Schon seit langem war ihm klar, dass man als professioneller Killer vor allen Dingen Geduld brauchte. Am sichersten war es wohl, wenn er Paula in den frühen Morgenstunden auf ihrem Zimmer tötete. Und einen Fluchtweg hatte er auch schon parat: die Feuertür am Ende des Gangs. Die würde er sich später noch genauer ansehen.
Luigi hatte sein Zimmer einen Monat im Voraus bar bezahlt und dem Mann an der Rezeption erzählt, er müsse eventuell ganz schnell auf Geschäftsreise nach Deutschland. Auch wenn er dort möglicherweise ein paar Nächte bleibe, würde er gern bei seiner Rückkehr weiter über das Zimmer verfügen können.
Die Rechnung vorab zu begleichen war eine weise Vorsichtsmaßnahme. In der Schweiz zählte es mit zu den schlimmsten Verbrechen, wenn man abreiste, ohne sein Hotelzimmer zu bezahlen. Luigi beschloss, außerhalb zu Mittag zu essen, vielleicht in der Bar des Baur en Ville.
Paula war auf ihr Zimmer geeilt, um sich für ihre Verabredung mit Roman Arbogast frisch zu machen. Als sie die Tür öffnete, glaubte sie, aus den Augenwinkeln einen Schatten auf dem Korridor gesehen zu haben, aber als sie sich umdrehte, war er verschwunden. Reiß dich zusammen,
Paula, sagte sie sich. Jetzt fängst du schon an, Gespenster zu sehen.
Auf dem Weg nach draußen sah sie, wie Newman das Hotel verließ, um in einem Reisebüro Fahrkarten erster Klasse nach Lugano zu besorgen.
Noch in Tweeds Suite hatte sie gehört, wie Newman von jenem den Auftrag dazu bekommen hatte. Ihr Chef reagierte wie immer schnell auf eine veränderte Lage.

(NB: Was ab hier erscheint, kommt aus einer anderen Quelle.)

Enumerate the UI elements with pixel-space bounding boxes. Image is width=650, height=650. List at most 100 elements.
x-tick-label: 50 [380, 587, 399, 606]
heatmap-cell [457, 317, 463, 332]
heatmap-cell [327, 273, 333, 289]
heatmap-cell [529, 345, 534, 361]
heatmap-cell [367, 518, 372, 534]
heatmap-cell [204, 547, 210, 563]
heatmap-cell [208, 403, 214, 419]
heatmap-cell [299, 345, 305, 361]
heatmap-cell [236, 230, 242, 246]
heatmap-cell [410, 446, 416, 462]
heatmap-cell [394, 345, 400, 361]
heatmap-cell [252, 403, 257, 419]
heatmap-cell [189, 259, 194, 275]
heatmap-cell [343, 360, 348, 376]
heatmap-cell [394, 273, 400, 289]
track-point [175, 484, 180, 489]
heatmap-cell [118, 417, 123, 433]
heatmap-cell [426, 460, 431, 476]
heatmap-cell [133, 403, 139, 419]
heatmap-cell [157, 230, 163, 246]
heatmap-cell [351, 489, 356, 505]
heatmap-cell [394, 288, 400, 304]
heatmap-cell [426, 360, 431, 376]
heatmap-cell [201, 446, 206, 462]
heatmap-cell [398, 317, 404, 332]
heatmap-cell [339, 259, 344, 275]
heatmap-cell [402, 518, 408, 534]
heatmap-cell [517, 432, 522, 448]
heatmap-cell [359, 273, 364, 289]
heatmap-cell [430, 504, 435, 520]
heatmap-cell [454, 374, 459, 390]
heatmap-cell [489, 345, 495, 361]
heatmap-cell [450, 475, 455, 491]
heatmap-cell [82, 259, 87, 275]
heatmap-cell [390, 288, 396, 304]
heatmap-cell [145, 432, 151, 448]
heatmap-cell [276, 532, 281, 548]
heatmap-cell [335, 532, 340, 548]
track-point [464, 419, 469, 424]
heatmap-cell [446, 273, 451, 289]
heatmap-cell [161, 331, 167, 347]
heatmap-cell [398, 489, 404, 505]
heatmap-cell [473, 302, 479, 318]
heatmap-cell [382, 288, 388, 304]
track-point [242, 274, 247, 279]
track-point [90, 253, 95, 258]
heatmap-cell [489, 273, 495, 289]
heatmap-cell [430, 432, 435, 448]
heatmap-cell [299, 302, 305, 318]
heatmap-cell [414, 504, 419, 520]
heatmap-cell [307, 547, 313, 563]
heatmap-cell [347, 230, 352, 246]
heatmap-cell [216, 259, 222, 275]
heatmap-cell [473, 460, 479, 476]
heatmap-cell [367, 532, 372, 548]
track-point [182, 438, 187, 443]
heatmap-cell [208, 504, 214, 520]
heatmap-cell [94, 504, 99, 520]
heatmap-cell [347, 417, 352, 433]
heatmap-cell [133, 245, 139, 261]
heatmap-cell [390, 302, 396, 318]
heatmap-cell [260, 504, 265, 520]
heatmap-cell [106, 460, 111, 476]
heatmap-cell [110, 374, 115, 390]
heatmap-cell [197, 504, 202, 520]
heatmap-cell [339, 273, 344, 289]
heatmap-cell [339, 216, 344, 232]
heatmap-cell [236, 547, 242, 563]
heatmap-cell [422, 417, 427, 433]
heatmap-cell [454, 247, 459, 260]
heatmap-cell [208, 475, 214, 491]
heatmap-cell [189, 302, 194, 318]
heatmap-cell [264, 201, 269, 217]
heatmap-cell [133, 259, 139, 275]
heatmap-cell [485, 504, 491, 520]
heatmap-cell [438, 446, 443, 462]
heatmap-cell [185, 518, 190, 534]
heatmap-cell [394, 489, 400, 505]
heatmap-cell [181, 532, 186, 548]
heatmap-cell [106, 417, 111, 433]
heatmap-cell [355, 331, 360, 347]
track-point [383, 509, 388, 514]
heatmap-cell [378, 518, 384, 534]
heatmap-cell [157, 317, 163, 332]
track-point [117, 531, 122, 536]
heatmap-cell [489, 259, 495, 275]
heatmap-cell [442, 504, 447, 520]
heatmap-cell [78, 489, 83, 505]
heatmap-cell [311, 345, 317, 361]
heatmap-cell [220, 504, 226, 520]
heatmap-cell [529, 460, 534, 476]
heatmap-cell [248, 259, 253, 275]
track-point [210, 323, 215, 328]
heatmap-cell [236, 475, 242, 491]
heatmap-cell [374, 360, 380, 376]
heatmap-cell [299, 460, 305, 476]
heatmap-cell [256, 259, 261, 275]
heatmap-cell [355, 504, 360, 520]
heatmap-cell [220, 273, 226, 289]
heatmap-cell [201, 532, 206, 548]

»Es ist nur eine Vorsichtsmaßnahme«, hatte Tweed erklärt. »Aber ich glaube, wir haben jetzt einen Punkt erreicht, an dem unser unsichtbarer Feind jede nur erdenkliche List anwendet, um uns von seiner Spur abzubringen.«
Paula verließ das Hotel und eilte die Bahnhofstraße hinauf, die jetzt am Nachmittag wie ausgestorben war. Es war noch kälter geworden, und die Luft ließ Paula an Sibirien denken. Über der Stadt lag eine dichte, dunkle Wolkendecke.

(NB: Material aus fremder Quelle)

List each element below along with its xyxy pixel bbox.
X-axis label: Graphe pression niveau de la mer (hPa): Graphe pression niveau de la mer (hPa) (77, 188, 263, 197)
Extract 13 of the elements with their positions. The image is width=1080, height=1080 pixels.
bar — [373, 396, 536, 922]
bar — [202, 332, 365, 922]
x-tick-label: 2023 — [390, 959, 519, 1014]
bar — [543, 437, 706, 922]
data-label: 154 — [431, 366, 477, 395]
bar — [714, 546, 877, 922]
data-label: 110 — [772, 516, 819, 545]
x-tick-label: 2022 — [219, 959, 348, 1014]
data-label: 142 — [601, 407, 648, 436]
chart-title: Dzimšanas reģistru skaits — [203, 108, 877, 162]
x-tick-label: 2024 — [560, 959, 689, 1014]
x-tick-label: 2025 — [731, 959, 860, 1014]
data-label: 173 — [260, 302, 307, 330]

Bevor Paula in die Straße abbog, die zum ACTIL-Büro führte, hielt sie inne. Auch hier war kein Mensch zu sehen. Obwohl es zwischen den Häusern schon ziemlich dunkel war, konnte sie das rot-weiße Plastikband der Polizei erkennen, mit dem der hintere Teil der Straße noch immer abgesperrt war. Sonst aber gab es nichts, was auf eine Anwesenheit der Polizei hingedeutet hätte. Keinen Streifenwagen, keinen Polizisten, nichts. Paula fand das ein wenig unheimlich.

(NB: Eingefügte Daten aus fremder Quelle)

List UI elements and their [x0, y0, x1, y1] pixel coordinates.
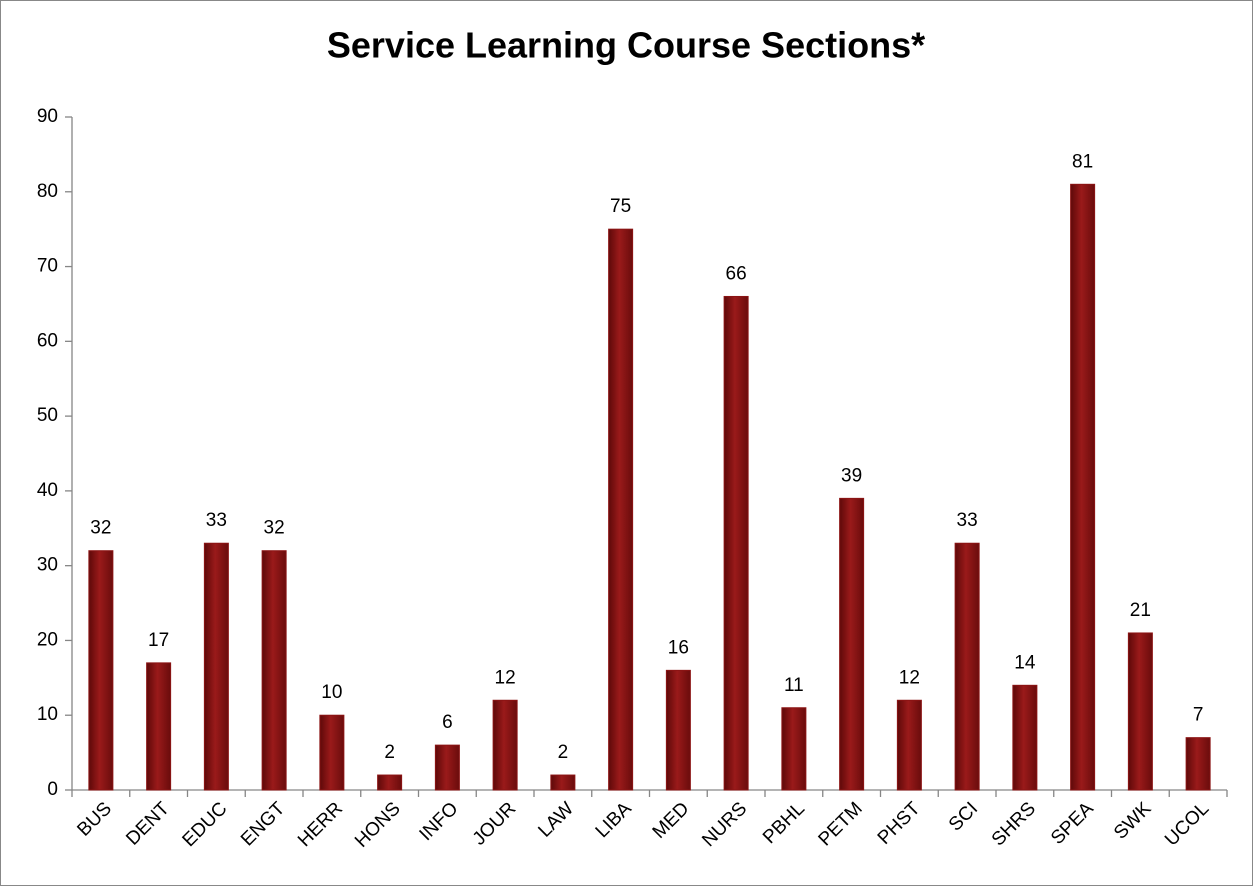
y-tick-label: 90 — [37, 106, 58, 127]
y-tick-label: 0 — [47, 779, 58, 800]
data-label: 32 — [90, 518, 111, 539]
bar — [492, 699, 518, 791]
y-tick-label: 10 — [37, 704, 58, 725]
chart-title: Service Learning Course Sections* — [327, 25, 925, 66]
bar — [781, 707, 807, 791]
bar — [896, 699, 922, 791]
data-label: 12 — [495, 667, 516, 688]
data-label: 10 — [321, 682, 342, 703]
y-tick-label: 30 — [37, 555, 58, 576]
data-label: 17 — [148, 630, 169, 651]
data-label: 2 — [384, 742, 395, 763]
bar — [550, 774, 576, 791]
bar — [1185, 737, 1211, 791]
bar — [434, 744, 460, 791]
data-label: 11 — [784, 675, 804, 696]
bar — [203, 542, 229, 791]
data-label: 6 — [442, 712, 453, 733]
data-label: 7 — [1193, 705, 1204, 726]
data-label: 81 — [1072, 151, 1093, 172]
data-label: 75 — [610, 196, 631, 217]
y-tick-label: 40 — [37, 480, 58, 501]
bar — [723, 295, 749, 791]
data-label: 66 — [726, 263, 747, 284]
y-tick-label: 60 — [37, 330, 58, 351]
y-tick-label: 70 — [37, 256, 58, 277]
bar — [1012, 684, 1038, 791]
y-tick-label: 20 — [37, 629, 58, 650]
bar — [261, 550, 287, 791]
data-label: 33 — [957, 510, 978, 531]
bar — [319, 714, 345, 791]
bar — [665, 669, 691, 791]
bar — [377, 774, 403, 791]
bar — [1070, 183, 1096, 791]
bar — [954, 542, 980, 791]
y-tick-label: 50 — [37, 405, 58, 426]
bar — [146, 662, 172, 791]
bar — [608, 228, 634, 791]
data-label: 16 — [668, 637, 689, 658]
bar — [1127, 632, 1153, 791]
bar — [839, 497, 865, 791]
data-label: 21 — [1130, 600, 1151, 621]
bar — [88, 550, 114, 791]
data-label: 39 — [841, 465, 862, 486]
data-label: 14 — [1014, 652, 1036, 673]
data-label: 12 — [899, 667, 920, 688]
y-tick-label: 80 — [37, 181, 58, 202]
data-label: 33 — [206, 510, 227, 531]
data-label: 2 — [558, 742, 569, 763]
data-label: 32 — [264, 518, 285, 539]
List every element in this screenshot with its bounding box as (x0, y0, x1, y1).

Von der gegenüberliegenden Straßenseite aus betrachtete sie das Gebäude. Weder in Arbogasts Büro noch in irgendeinem anderen Fenster brannte Licht. Seltsam. Paula sah auf die Uhr. Es war Punkt drei Uhr.
Entschlossen überquerte sie die Straße und läutete dreimal, ohne eine Antwort zu bekommen. Dann drückte sie vorsichtig gegen die Eingangstür. Sie war abgeschlossen.
Paula dachte an Arbogasts Bemerkung in Bezug auf Pünktlichkeit und wunderte sich. Da es jetzt zusehends dunkler wurde, fand sie es nicht sonderlich ratsam, noch
länger in dieser leeren Gasse zu verweilen, und ging deshalb zurück zur Bahnhofstraße. Dabei sah sie nicht, wie Nield, der ihr gefolgt war, sich gerade noch in einem Hauseingang verstecken konnte.
Auf dem Weg zum Hotel fragte sich Paula, warum Arbogast sie wohl versetzt haben mochte. Als sie die Halle betrat, sah sie, dass der Portier, der ihr den falschen Umschlag gegeben hatte, nicht mehr an der Rezeption war. Ein anderer, ihr völlig unbekannter Angestellter hatte dessen Platz eingenommen. Sie ging zu ihm und sprach ihn an.
»Könnten Sie bitte für mich in Mr. Arbogasts Zimmer anrufen? Ich bin mit ihm verabredet.«
»Herr Arbogast ist außer Haus«, sagte der Mann nach einem Blick auf das Schlüsselbrett.